Колымские рассказы (Богораз) - страница 76

В ту ночь, которую я описывал, я был до такой степени убежден, что Хрептовский умрет, что ясно представлял себе его смерть и похороны во всех подробностях. Но прошла неделя и другая, а Хрептовский все скрипел и не хотел окончательно поддаваться своей болезни. Абсцесс за абсцессом вскрывался на том же месте, все было изборождено свищами, мы извели все свое белье на бинты, — а развязки не было. Несколько раз ему становилось лучше, и мы начинали надеяться, потом опять вскрывался новый нарыв. Так прошло целых четыре месяца, самых темных и печальных во всем пропадинском году. Избы наши совсем замело снегом, окна были закрыты огромными кусками льда, стены завалены правильными снежными окопами. От продолжительного лежания на спине у Хрептовского образовались пролежни, которые мы смазывали рыбьим жиром. Он исхудал, как скелет; от него остались только кожа да кости, а молодость все еще боролась со смертью и не хотела уступить ей добычу.

Прошли декабрь и январь, ужасная полярная зима; в половина февраля дни стали солнечны и светлы, исчезла худшая гонительница полярного человека — тьма.

Весна наводит человека на счастливые мысли. Я нашел где-то в нашем неистощимом складе тонкую гуттаперчевую трубку и, закруглив ее ножом, сделал при помощи обрывка проволоки подобие инструмента, который доктора называют катетером.

Учиться вводить его мне пришлось над Хрептовским in corpore vili[16]. Он не верил в успех и капризничал, тем более, что каждая попытка причиняла ему жестокую боль, но я не унывал и в конце концов добился своего.
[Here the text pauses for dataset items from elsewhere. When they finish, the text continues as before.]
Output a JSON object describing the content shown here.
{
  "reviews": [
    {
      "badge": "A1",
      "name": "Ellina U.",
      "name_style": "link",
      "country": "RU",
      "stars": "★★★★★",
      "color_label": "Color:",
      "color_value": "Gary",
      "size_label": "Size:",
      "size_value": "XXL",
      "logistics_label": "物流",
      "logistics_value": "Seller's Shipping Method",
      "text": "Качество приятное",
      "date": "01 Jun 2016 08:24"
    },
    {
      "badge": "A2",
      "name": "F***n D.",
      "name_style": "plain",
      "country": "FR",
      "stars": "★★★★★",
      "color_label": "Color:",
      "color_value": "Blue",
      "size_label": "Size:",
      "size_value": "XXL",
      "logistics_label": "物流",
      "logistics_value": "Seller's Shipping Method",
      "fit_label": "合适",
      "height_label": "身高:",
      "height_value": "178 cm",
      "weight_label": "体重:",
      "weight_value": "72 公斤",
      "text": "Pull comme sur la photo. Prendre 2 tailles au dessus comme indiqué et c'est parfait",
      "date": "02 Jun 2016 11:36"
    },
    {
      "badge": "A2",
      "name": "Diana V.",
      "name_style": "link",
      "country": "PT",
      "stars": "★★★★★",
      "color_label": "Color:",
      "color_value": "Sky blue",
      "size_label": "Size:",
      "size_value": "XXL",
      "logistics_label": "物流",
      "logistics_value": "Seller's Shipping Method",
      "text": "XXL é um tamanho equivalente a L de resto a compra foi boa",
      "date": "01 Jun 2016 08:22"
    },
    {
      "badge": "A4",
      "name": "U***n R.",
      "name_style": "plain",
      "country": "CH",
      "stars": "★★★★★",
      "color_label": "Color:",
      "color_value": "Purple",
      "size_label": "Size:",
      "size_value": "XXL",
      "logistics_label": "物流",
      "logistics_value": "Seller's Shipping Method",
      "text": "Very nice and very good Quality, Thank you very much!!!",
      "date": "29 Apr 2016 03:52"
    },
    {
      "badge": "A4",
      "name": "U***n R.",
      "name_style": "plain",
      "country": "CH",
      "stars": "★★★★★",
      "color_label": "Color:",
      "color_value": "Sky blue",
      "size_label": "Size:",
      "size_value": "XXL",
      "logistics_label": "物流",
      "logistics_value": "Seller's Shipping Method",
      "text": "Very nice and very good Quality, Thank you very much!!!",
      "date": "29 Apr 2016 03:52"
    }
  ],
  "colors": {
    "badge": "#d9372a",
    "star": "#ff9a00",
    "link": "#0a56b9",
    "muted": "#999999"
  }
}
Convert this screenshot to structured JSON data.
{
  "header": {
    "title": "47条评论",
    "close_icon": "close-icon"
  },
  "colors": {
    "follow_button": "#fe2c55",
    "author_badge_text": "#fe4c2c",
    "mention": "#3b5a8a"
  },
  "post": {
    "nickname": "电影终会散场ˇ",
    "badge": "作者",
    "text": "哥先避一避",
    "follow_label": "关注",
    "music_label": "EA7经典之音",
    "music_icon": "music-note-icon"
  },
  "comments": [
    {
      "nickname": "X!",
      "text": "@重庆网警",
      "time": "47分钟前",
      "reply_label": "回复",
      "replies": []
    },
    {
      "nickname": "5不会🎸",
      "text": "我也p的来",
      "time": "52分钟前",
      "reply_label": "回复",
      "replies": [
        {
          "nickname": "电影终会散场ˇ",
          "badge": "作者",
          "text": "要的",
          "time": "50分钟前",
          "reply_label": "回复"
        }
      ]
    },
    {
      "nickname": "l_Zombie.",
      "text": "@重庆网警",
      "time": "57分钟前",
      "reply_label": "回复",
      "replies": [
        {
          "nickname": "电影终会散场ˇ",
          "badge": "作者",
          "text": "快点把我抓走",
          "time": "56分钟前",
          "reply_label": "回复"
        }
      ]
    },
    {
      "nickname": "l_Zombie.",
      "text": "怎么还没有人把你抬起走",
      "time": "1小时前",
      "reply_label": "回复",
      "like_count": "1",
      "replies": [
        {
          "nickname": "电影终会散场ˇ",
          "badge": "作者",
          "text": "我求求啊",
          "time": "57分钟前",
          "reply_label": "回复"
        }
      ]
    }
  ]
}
Через две недели, на зло Нимейеру, все раны и свищи начали подживать. Потом наступил возврат болезни, необыкновенно жесткий, с новым огромным абсцессом, который был больше всех предыдущих. Доктор, которому я рассказывал потом подробно весь ход болезни, говорил мне, что на основании многочисленных примеров в медицине установлено, что в девяти случаях из десяти такие абсцессы вскрываются в одну из внутренних полостей, приводя за собой неизбежную смерть. Быть может, болезнь Хрептовского потому именно составила исключение, что она и протекала вне правил не только медицины, но и вообще цивилизации, в глубокой грязи и нищете полярного варварства.

Как бы то ни было, но после того, как окончился последний возвратный приступ, язвы Хрептовского стали подживать еще быстрее, появился сон, аппетит, и через три недели, к нашему и своему удивлению, он мог подняться на ноги и пройтись по комнате, хватаясь за стол и стены. Еще через две недели Хрептовский перешел через дорогу и впервые появился в Павловском доме. Ему устроили такую овацию, какой не запомнит наша колония за все время своего существования. Староста немедленно об’явил амнистию всем жиганам за забранные вперед завтраки. За обедом не было порций, и еда отпускалась в неопределенном количестве. Вечером были ржаные пироги с начинкой из конины, плававшие в растопленном конском жире, ибо конское мясо в Колымске вообще больше в ходу, чем коровье, и достать его легче. После ужина неизвестно откуда появилась даже водка, ужасная, неочищенная сивуха, насквозь пропахшая сивушным маслом, каждая бутылка которой продается на Колыме по три рубля. По глотку на брата было достаточно, чтобы прийти в самое восторженное настроение. Собрался наш домашний оркестр: две скрипки, флейта и гармоника, и начался импровизированный бал, продолжавшийся еще долго после того, как воскресший мертвец был отведен на покой. Женщин не было, но этим никто не смущался, и пары весело кружились по зале. Кто повыше, — были за кавалера, а кто пониже — за даму.